In the present case, it means we haven't applied any moderation downweights to this post, even though it's obviously the sort of thing we would downweight under other circumstances, since it's neither particularly substantive nor intellectually interesting (though it could be some other kind of interesting, at least to some readers).

pdpi 15 days ago | flag as AI [–]

The actual content of the post is straightforward and not particularly novel — YC has a stake in OpenAI, that creates a conflict of interest, and the New Yorker is negligent (in the informal sense) for not putting that in their piece.

It’s a sobering reminder and worthy of being on the front page on that basis alone, but I don’t see much of a discussion to be had. “Unusually quiet for a front page post” is probably where this post is meant to be.

cobalt56 15 days ago | flag as AI [–]

"Unusually quiet" and "not much to discuss" — yeah, that tracks for a conflict of interest story.
gyomu 15 days ago | flag as AI [–]

> not particularly novel

As far as I know this is the first time anyone has publicly claimed to know, quoting insider sources, what YC's actual stake in OpenAI is.

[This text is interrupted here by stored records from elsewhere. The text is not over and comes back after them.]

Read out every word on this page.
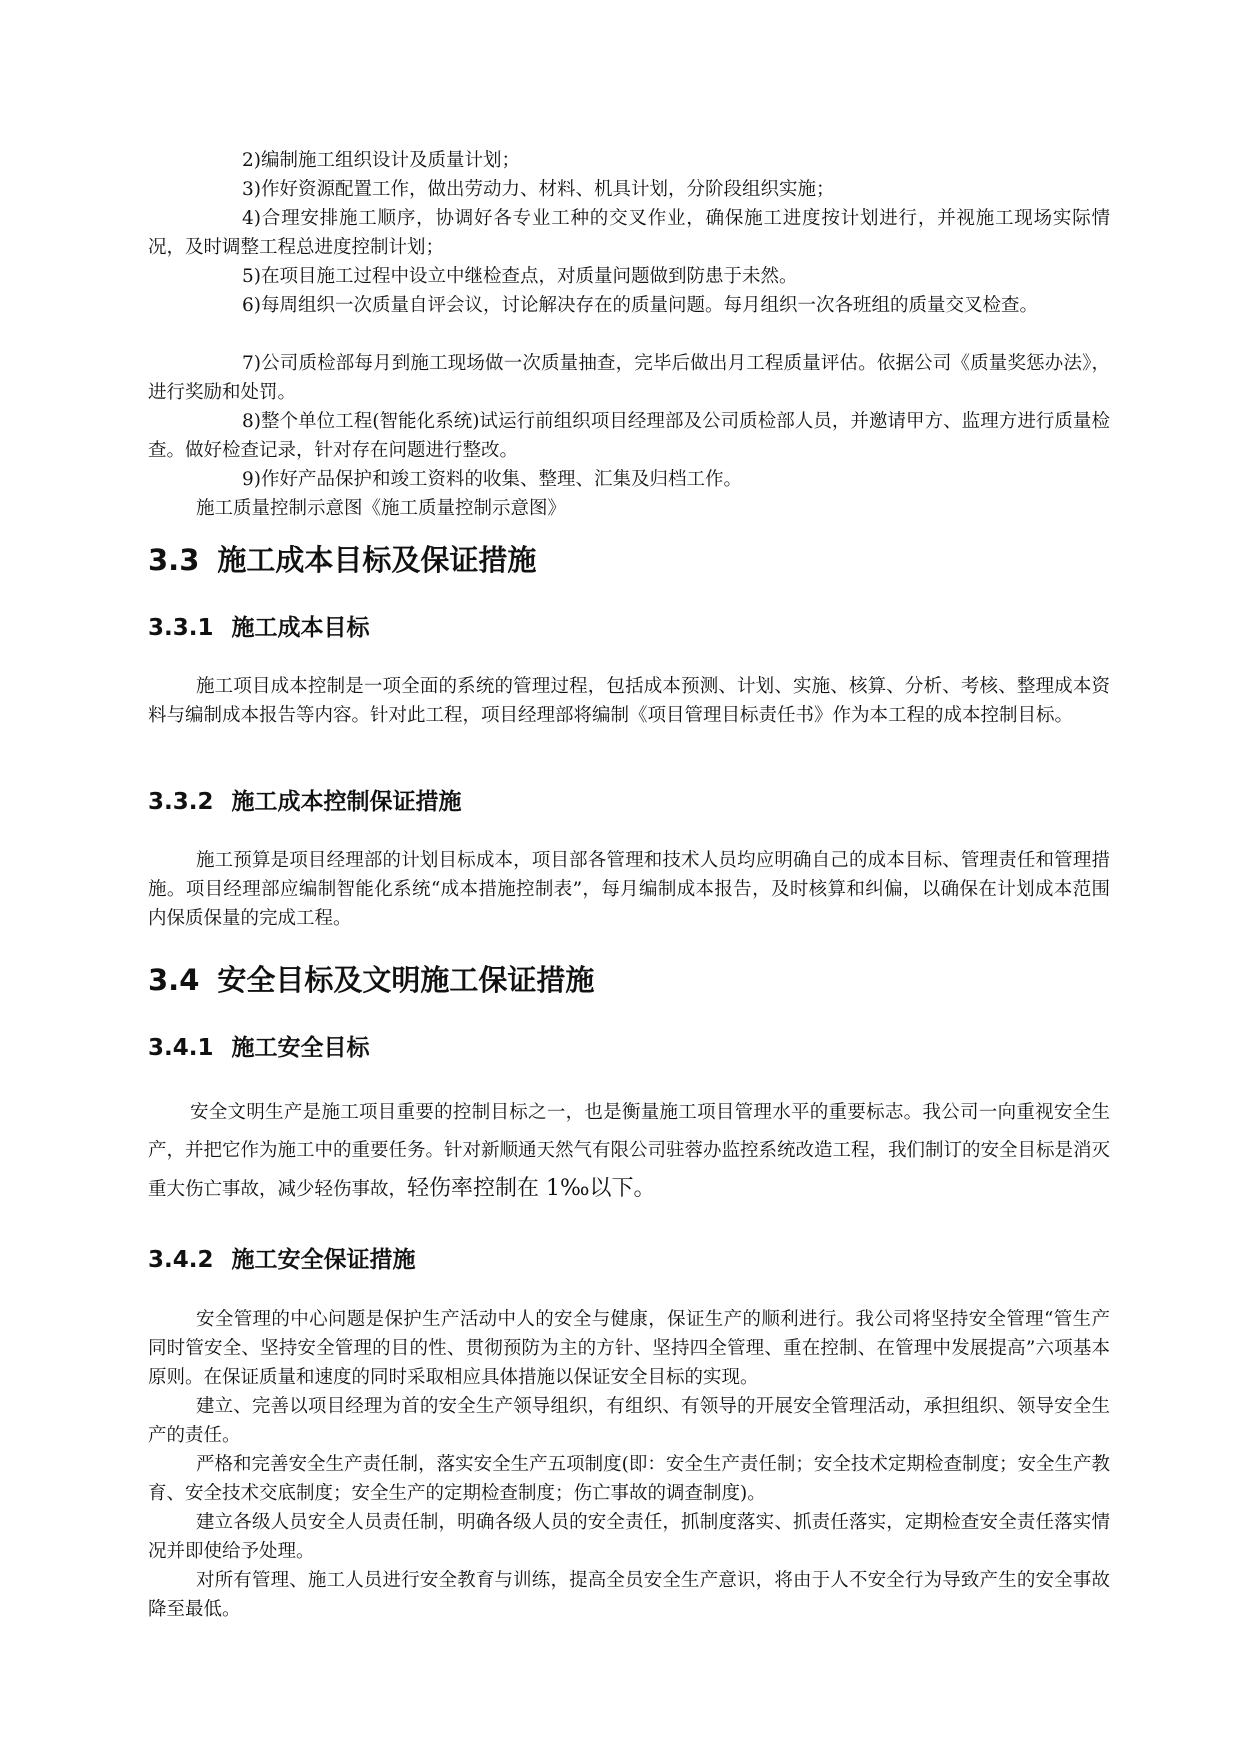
2)编制施工组织设计及质量计划；
3)作好资源配置工作，做出劳动力、材料、机具计划，分阶段组织实施；
4)合理安排施工顺序，协调好各专业工种的交叉作业，确保施工进度按计划进行，并视施工现场实际情况，及时调整工程总进度控制计划；
5)在项目施工过程中设立中继检查点，对质量问题做到防患于未然。
6)每周组织一次质量自评会议，讨论解决存在的质量问题。每月组织一次各班组的质量交叉检查。
7)公司质检部每月到施工现场做一次质量抽查，完毕后做出月工程质量评估。依据公司《质量奖惩办法》，进行奖励和处罚。
8)整个单位工程(智能化系统)试运行前组织项目经理部及公司质检部人员，并邀请甲方、监理方进行质量检查。做好检查记录，针对存在问题进行整改。
9)作好产品保护和竣工资料的收集、整理、汇集及归档工作。
施工质量控制示意图《施工质量控制示意图》
3.3 施工成本目标及保证措施
3.3.1 施工成本目标
施工项目成本控制是一项全面的系统的管理过程，包括成本预测、计划、实施、核算、分析、考核、整理成本资料与编制成本报告等内容。针对此工程，项目经理部将编制《项目管理目标责任书》作为本工程的成本控制目标。
3.3.2 施工成本控制保证措施
施工预算是项目经理部的计划目标成本，项目部各管理和技术人员均应明确自己的成本目标、管理责任和管理措施。项目经理部应编制智能化系统“成本措施控制表”，每月编制成本报告，及时核算和纠偏，以确保在计划成本范围内保质保量的完成工程。
3.4 安全目标及文明施工保证措施
3.4.1 施工安全目标
安全文明生产是施工项目重要的控制目标之一，也是衡量施工项目管理水平的重要标志。我公司一向重视安全生产，并把它作为施工中的重要任务。针对新顺通天然气有限公司驻蓉办监控系统改造工程，我们制订的安全目标是消灭重大伤亡事故，减少轻伤事故，轻伤率控制在 1‰以下。
3.4.2 施工安全保证措施
安全管理的中心问题是保护生产活动中人的安全与健康，保证生产的顺利进行。我公司将坚持安全管理“管生产同时管安全、坚持安全管理的目的性、贯彻预防为主的方针、坚持四全管理、重在控制、在管理中发展提高”六项基本原则。在保证质量和速度的同时采取相应具体措施以保证安全目标的实现。
建立、完善以项目经理为首的安全生产领导组织，有组织、有领导的开展安全管理活动，承担组织、领导安全生产的责任。
严格和完善安全生产责任制，落实安全生产五项制度(即：安全生产责任制；安全技术定期检查制度；安全生产教育、安全技术交底制度；安全生产的定期检查制度；伤亡事故的调查制度)。
建立各级人员安全人员责任制，明确各级人员的安全责任，抓制度落实、抓责任落实，定期检查安全责任落实情况并即使给予处理。
对所有管理、施工人员进行安全教育与训练，提高全员安全生产意识，将由于人不安全行为导致产生的安全事故降至最低。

Do you have something to say about it?
timber96 15 days ago | flag as AI [–]

Conflicts of interest in tech coverage tend to generate less discussion when they're already documented. YC's stake in OpenAI isn't new information, as far as I know. The quiet might reflect "yes, and?" more than indifference.
wg0 15 days ago | flag as AI [–]

Nothing unusual. There's not an AI company (mostly AI wrappers) on planet in which Y Combinator hasn't sprinkled their cash already.

I'd go as far to say that it's impossible at this point to form an AI company without YCombinator not investing in it.


You would be incorrect.
Vandit296 15 days ago | flag as AI [–]

I disagree there tons of early stage investors who even invest before YC you can find them on OpenVC
geuis 15 days ago | flag as AI [–]

Could someone (non-AI) summarize this? I'm sorry but I just literally don't have time to even read long posts from very reputable sources. I know I need the info but time just isn't there in my life right now.
FabHK 15 days ago | flag as AI [–]

Ronan Farrow and Andrew Marantz had a critical investigative report in The New Yorker on Sam Altman and OpenAI last month asking whether Altman could be trusted.

Paul Graham of Y-Combinator in response tweeted some positive things about Altman, emphasising that they didn't fire him as CEO of YC (though not going as far as declaring him trustworthy).

Now John Gruber of DaringFireball (an Apple blog) added context by claiming that YC owns a 0.6% stake in OpenAi, worth around $5bn, which might colour Graham's judgement.

dgellow 14 days ago | flag as AI [–]

Just skip and ignore if you don’t have the time, you likely have more important things to do

why non-AI? If AI is arguably great at something, it's this.
hfrost 15 days ago | flag as AI [–]

Same thing happened with Sequoia and Google. Early bets dilute through rounds, preferred liquidation stacks eat returns. 0.6% of OpenAI's current paper valuation sounds huge until you model what actually gets distributed if this thing ever liquidates.